Türk kadınları grubunda olan İstanbul Ticaret Odası, Dış İlişkiler Temsilcisi Özlenen Sezer, kuşkusuz iş ilişkileriyle en fazla ilgilenen kişi. Çünkü duyduğumuza göre, İTO Başkanı Mehmet Yıldırım önümüzdeki aylarda Erivan'da bir fuar tasarlıyormuş.

Dice Kayek ile DuPont işbirliği

BİRİ modanın yüreğinin attığı Paris'te artık adını kabul ettirmiş bir modaevi, diğeri bilim devi ve modada vazgeçilmez hale gelen ‘‘lycra’’nın mucidi.

İstanbul'da bugün başlayan iki günlük tekstil fuarı İTSE'de ikisinin işbirliği damgası atıyor.

İTSE'nin sponsoru bilim devi DuPont, fuarda ‘‘trend alanlarını’’ belirleyecek olan ise Dice Kayek Modaevi.

Dice Kayek'in kurucularından Ayşe Ege ve DuPont Tekstil'in Pazarlama Müdürü Ebru Pirinçcioğlu ile sohbet ediyoruz.
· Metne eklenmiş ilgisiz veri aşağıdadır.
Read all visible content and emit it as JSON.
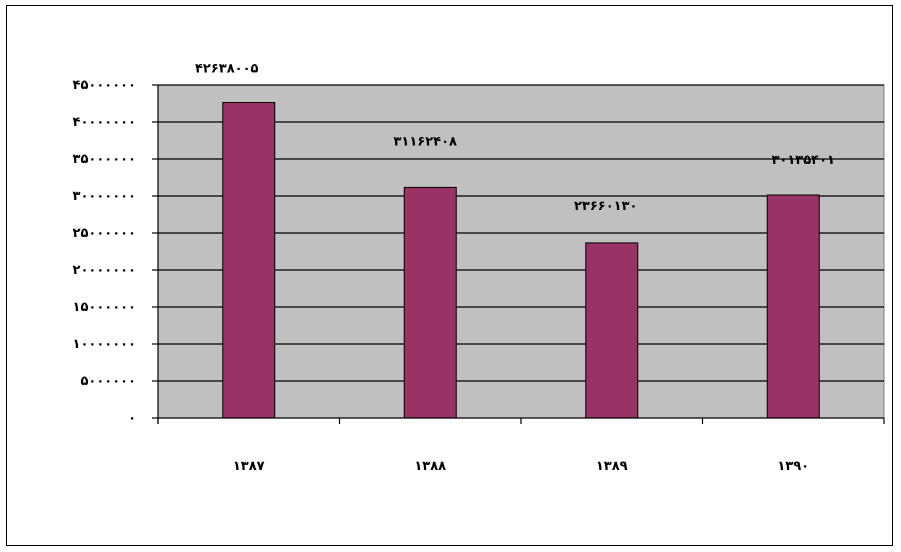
{
  "chart_data": {
    "type": "bar",
    "title": "",
    "xlabel": "",
    "ylabel": "",
    "categories": [
      "۱۳۸۷",
      "۱۳۸۸",
      "۱۳۸۹",
      "۱۳۹۰"
    ],
    "values": [
      42638005,
      31162408,
      23660130,
      30135401
    ],
    "value_labels": [
      "۴۲۶۳۸۰۰۵",
      "۳۱۱۶۲۴۰۸",
      "۲۳۶۶۰۱۳۰",
      "۳۰۱۳۵۴۰۱"
    ],
    "ylim": [
      0,
      45000000
    ],
    "ytick_values": [
      0,
      5000000,
      10000000,
      15000000,
      20000000,
      25000000,
      30000000,
      35000000,
      40000000,
      45000000
    ],
    "ytick_labels": [
      "۰",
      "۵۰۰۰۰۰۰",
      "۱۰۰۰۰۰۰۰",
      "۱۵۰۰۰۰۰۰",
      "۲۰۰۰۰۰۰۰",
      "۲۵۰۰۰۰۰۰",
      "۳۰۰۰۰۰۰۰",
      "۳۵۰۰۰۰۰۰",
      "۴۰۰۰۰۰۰۰",
      "۴۵۰۰۰۰۰۰"
    ],
    "grid": true,
    "legend": "none",
    "colors": {
      "bar": "#993366",
      "plot_background": "#c0c0c0",
      "gridline": "#000000"
    }
  }
}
DuPont'nun lycra, tactel, supplex gibi ürünlerinin modada ne kadar önemli olduğunu öğreniyoruz.

DuPont, 2002 yılı için 170 milyon dolarlık araştırma bütçesiyle tekstil sanayinde bir numara.
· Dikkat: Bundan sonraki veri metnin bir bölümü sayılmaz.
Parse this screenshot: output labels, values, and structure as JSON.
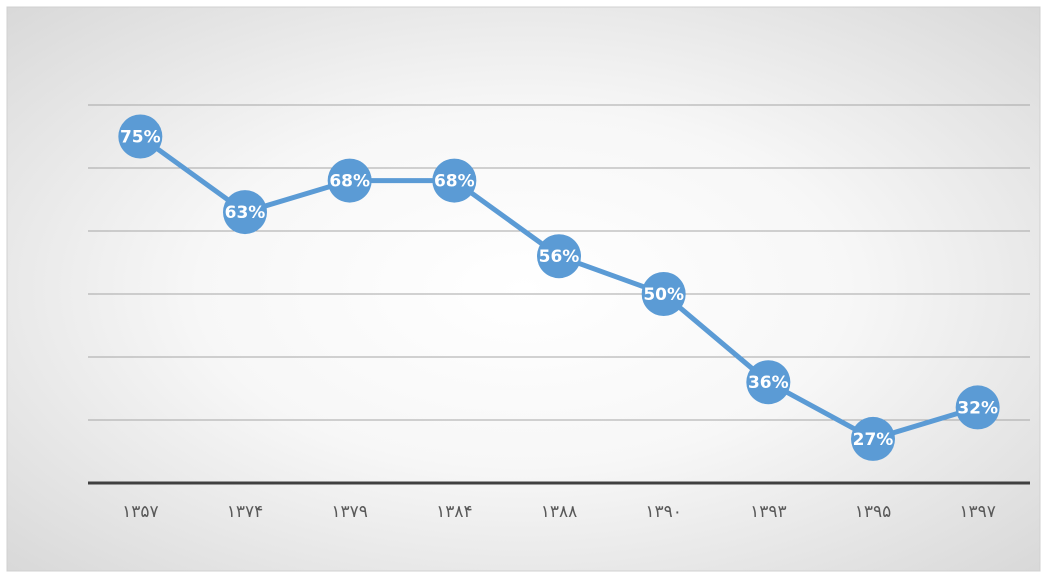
{
  "chart_data": {
    "type": "line",
    "categories": [
      "۱۳۵۷",
      "۱۳۷۴",
      "۱۳۷۹",
      "۱۳۸۴",
      "۱۳۸۸",
      "۱۳۹۰",
      "۱۳۹۳",
      "۱۳۹۵",
      "۱۳۹۷"
    ],
    "values": [
      75,
      63,
      68,
      68,
      56,
      50,
      36,
      27,
      32
    ],
    "value_labels": [
      "75%",
      "63%",
      "68%",
      "68%",
      "56%",
      "50%",
      "36%",
      "27%",
      "32%"
    ],
    "color": "#5b9bd5",
    "ylim": [
      20,
      80
    ],
    "yticks": [
      20,
      30,
      40,
      50,
      60,
      70,
      80
    ],
    "grid": true
  }
}
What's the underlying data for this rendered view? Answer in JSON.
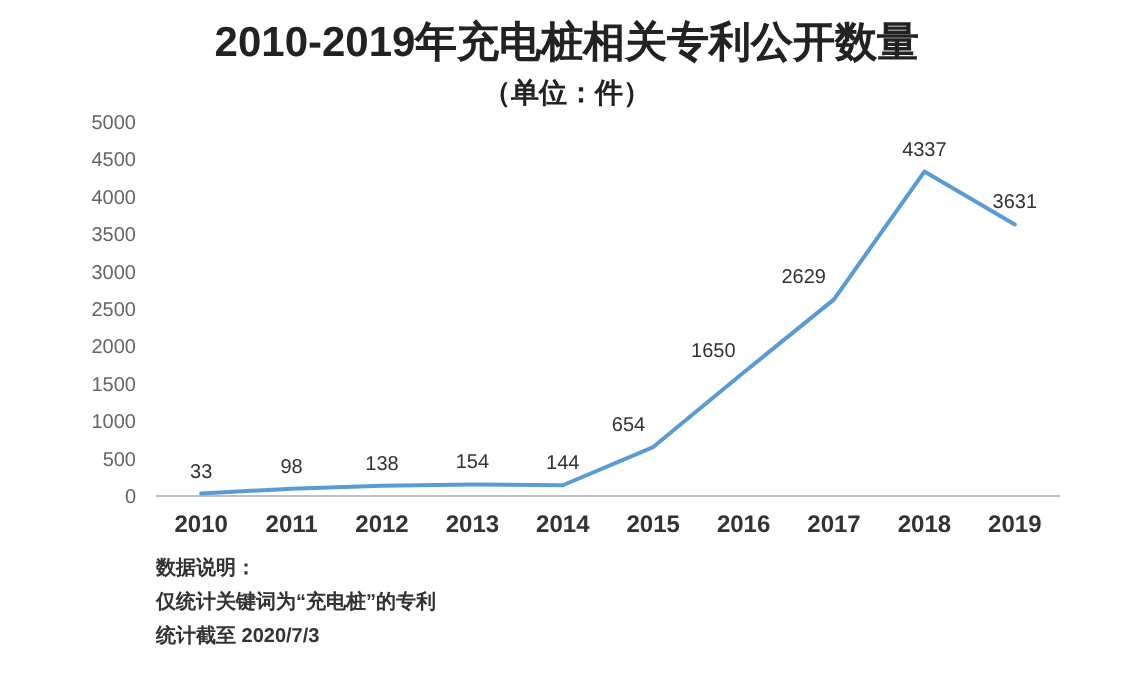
{
  "chart_data": {
    "type": "line",
    "title": "2010-2019年充电桩相关专利公开数量",
    "subtitle": "（单位：件）",
    "categories": [
      "2010",
      "2011",
      "2012",
      "2013",
      "2014",
      "2015",
      "2016",
      "2017",
      "2018",
      "2019"
    ],
    "series": [
      {
        "color": "#5b9bd5",
        "values": [
          33,
          98,
          138,
          154,
          144,
          654,
          1650,
          2629,
          4337,
          3631
        ]
      }
    ],
    "ylim": [
      0,
      5000
    ],
    "yticks": [
      0,
      500,
      1000,
      1500,
      2000,
      2500,
      3000,
      3500,
      4000,
      4500,
      5000
    ],
    "data_labels": true,
    "annotations": [
      "数据说明：",
      "仅统计关键词为“充电桩”的专利",
      "统计截至 2020/7/3"
    ]
  }
}
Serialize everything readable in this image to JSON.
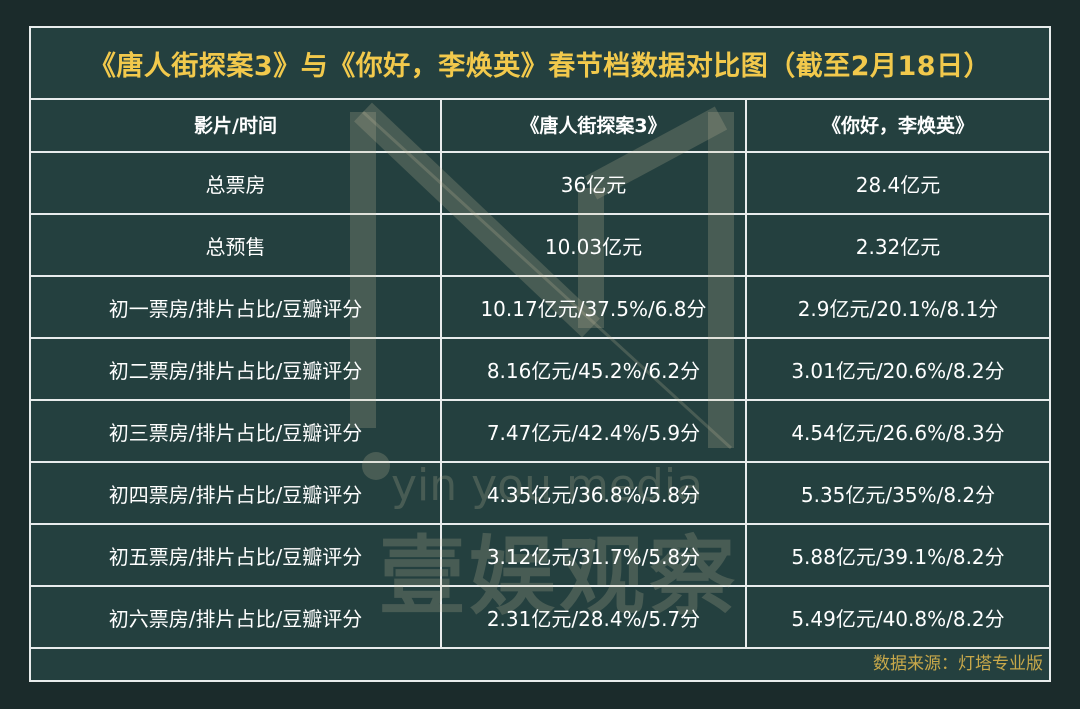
{
  "title": "《唐人街探案3》与《你好，李焕英》春节档数据对比图（截至2月18日）",
  "table": {
    "headers": [
      "影片/时间",
      "《唐人街探案3》",
      "《你好，李焕英》"
    ],
    "rows": [
      [
        "总票房",
        "36亿元",
        "28.4亿元"
      ],
      [
        "总预售",
        "10.03亿元",
        "2.32亿元"
      ],
      [
        "初一票房/排片占比/豆瓣评分",
        "10.17亿元/37.5%/6.8分",
        "2.9亿元/20.1%/8.1分"
      ],
      [
        "初二票房/排片占比/豆瓣评分",
        "8.16亿元/45.2%/6.2分",
        "3.01亿元/20.6%/8.2分"
      ],
      [
        "初三票房/排片占比/豆瓣评分",
        "7.47亿元/42.4%/5.9分",
        "4.54亿元/26.6%/8.3分"
      ],
      [
        "初四票房/排片占比/豆瓣评分",
        "4.35亿元/36.8%/5.8分",
        "5.35亿元/35%/8.2分"
      ],
      [
        "初五票房/排片占比/豆瓣评分",
        "3.12亿元/31.7%/5.8分",
        "5.88亿元/39.1%/8.2分"
      ],
      [
        "初六票房/排片占比/豆瓣评分",
        "2.31亿元/28.4%/5.7分",
        "5.49亿元/40.8%/8.2分"
      ]
    ]
  },
  "source": "数据来源：灯塔专业版",
  "watermark": {
    "main": "壹娱观察",
    "sub": "yin you media"
  },
  "colors": {
    "background": "#1b2b2b",
    "table_bg": "#24403f",
    "title": "#f2c94c",
    "source": "#c8a84a",
    "border": "#e8ecec"
  }
}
Bu yüzden de moda dünyasıyla yakından ilgili.

Paris'teki Fashion Week'te Hüseyin Çağlayan, Atıl Kutoğlu gibi modacılarımızın sponsoru.

Ayşe Ege, Fashion Week'e yaklaşık sekiz yıldan beri katıldıklarını anlatıyor.
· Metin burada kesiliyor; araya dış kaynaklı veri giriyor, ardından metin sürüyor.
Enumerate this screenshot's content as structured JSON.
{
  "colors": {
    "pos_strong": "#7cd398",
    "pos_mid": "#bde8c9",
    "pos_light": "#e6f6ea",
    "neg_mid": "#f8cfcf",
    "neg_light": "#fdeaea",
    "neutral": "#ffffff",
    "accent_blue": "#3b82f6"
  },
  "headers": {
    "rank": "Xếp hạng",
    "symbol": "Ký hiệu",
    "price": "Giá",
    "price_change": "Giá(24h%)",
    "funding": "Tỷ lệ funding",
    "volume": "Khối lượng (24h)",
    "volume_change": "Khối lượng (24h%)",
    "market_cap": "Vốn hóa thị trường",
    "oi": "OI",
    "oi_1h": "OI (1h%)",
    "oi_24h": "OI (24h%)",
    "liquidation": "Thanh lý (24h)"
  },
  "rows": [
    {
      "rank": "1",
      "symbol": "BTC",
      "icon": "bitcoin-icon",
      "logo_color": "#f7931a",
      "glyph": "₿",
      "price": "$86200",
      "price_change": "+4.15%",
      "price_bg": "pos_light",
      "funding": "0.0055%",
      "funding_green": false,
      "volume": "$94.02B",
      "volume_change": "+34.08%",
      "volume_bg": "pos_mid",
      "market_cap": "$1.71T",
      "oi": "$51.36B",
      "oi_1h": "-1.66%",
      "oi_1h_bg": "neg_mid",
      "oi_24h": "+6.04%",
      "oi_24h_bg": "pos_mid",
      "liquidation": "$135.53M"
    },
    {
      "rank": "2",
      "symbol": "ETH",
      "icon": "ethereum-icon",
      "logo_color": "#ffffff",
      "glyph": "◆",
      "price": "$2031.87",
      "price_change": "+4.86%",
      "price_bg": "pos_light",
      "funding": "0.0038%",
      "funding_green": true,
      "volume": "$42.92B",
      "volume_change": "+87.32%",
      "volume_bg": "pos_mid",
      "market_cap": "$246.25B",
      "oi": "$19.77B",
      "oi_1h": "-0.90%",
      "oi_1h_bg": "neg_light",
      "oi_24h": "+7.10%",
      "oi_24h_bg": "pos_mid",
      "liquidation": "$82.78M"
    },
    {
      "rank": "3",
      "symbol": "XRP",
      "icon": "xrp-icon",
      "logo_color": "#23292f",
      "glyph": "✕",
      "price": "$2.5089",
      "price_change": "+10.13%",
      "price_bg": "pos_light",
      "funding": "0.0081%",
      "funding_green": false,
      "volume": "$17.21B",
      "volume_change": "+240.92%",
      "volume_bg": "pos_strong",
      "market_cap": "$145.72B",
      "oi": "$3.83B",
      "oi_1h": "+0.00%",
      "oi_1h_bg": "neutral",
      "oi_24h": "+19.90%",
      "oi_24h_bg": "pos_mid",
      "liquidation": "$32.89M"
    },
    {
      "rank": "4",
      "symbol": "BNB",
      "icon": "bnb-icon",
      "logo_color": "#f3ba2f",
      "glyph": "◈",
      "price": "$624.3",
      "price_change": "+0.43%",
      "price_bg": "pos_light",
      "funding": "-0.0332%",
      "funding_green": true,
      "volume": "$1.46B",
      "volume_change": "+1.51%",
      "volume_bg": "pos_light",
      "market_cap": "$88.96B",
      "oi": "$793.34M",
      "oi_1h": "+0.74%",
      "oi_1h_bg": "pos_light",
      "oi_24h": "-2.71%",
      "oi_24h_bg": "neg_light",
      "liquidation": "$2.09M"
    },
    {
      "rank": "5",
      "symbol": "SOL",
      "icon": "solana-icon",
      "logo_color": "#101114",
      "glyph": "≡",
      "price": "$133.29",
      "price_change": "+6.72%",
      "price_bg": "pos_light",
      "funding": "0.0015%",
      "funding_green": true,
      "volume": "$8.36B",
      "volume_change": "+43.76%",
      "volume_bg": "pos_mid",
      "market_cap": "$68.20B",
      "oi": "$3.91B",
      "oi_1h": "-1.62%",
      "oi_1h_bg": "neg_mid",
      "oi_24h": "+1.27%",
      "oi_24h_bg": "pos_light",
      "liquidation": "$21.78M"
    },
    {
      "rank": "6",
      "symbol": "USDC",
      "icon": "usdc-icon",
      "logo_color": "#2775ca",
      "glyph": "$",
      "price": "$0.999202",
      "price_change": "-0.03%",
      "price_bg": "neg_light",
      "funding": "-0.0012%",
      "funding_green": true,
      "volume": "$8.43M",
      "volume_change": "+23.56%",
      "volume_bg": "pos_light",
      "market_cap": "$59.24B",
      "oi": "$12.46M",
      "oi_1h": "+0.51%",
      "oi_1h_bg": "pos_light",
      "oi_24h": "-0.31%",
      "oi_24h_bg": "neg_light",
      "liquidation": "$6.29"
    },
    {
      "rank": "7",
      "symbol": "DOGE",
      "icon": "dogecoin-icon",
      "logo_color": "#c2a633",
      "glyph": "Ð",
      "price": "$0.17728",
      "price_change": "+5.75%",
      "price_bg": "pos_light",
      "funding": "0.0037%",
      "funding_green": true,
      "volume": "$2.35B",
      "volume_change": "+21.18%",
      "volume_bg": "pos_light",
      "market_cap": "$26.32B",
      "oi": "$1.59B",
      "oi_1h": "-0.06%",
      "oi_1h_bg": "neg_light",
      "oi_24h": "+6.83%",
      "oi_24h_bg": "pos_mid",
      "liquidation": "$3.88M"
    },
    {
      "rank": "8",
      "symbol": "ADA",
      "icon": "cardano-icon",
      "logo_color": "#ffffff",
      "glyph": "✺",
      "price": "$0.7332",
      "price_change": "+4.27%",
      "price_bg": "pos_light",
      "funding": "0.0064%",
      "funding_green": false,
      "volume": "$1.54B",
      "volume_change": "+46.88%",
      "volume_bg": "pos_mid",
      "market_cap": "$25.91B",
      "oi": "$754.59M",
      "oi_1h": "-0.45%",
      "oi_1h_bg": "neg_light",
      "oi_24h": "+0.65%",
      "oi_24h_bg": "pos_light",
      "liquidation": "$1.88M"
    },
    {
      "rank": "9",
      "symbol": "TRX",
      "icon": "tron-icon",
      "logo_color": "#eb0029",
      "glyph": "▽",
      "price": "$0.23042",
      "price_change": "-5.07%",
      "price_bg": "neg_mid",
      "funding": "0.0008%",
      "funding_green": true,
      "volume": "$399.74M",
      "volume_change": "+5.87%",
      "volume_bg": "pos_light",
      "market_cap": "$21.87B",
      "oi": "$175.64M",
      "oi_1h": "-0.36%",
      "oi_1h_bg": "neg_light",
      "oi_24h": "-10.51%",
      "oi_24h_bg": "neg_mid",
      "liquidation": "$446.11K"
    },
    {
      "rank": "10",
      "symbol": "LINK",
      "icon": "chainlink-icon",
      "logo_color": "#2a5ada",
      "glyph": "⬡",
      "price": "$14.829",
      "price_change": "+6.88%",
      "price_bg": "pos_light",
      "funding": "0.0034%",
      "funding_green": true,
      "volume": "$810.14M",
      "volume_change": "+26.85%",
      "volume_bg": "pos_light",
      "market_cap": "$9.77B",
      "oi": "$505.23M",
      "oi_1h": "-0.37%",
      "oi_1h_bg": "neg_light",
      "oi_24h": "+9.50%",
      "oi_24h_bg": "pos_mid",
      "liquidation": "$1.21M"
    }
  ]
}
Yirmi dakikalık gösteri için aylardan beri hazırlandıklarını söylüyor.

İnanılmaz bütçelerden söz ediyor.

Meselá, Chanel'in bu moda haftasındaki gösteri için ayırdığı para tam bir milyon dolar.

Fransız hükümetinin modacılarına sağladığı destek ise ayrı bir konu.

Peki yıllardan beri kendi ayakları üzerinde durmaya çalışan, Japonya'dan sonra Şanghay'da da bir dükkan açmayı başaran Dice Kayek'in durumu ne?

İTKİB'in (İstanbul Tekstil ve Konfeksiyoncular Birliği) iki, üç yıldan beri devam eden sponsorluğu pek yakında bitmek üzere.

Ayşe Ege'ye moda dünyasında artık pek sık rastlanan ‘‘evliliği’’ düşünüp düşünmediklerini soruyorum.

‘‘Neden olmasın’’ diyor.

Yakın bir tarihte Dice Kayek İtalyanlarla evlenirse hiç şaşmam.

Ankara'nın ihmali bakın nelere yol açtı

MADEM bugün 8 Mart madem konuya kadın ve modayla girdik, öyle devam edelim.

Paris'te, her sergisi büyük gürültü kopartan bir ‘‘Moda ve Kostüm Müzesi’’, Galliera Müzesi var.

Duyduğuma göre, Paris'te birkaç yıl önce yapılan Kanuni Sergisi'nden pek etkilenen müzenin üç kadın yöneticisi, 2003 yılı sonu için ‘‘17. yüzyıldan günümüze Türk kostümleri’’ sergisi için kolları sıvıyorlar. Önce Ankara'ya resmi makamlara başvuruyorlar.

Ardından İstanbul'a gelip müze müze geziyorlar, dört gün boyunca çeşitli temaslarda bulunuyorlar ama ne yazık ki elleri boş Paris'e dönüyorlar.

Müzenin yöneticilerinden Sylvie Glaser-Chuard ile telefonla konuşuyorum.

‘‘Bu serginin mutlaka yapılmasını istiyoruz. Ama şimdilik ertelemek zorunda kaldık. Çünkü Türkiye'de kostüm uzmanlarıyla temas kuramadık ne yazık ki’’ diyor.

Kostümlerin çoğu zaten müzelerde değil, özel koleksiyonlardaymış.

Tanıtımımız için milyonlarca dolar harcadığımız dönemde böyle bir serginin bize nasıl büyük bir katkısı olacağını tasavvur ediyor musunuz?

Uzman bulunamadı diye böyle bir fırsatı kaçırmak yazık değil mi?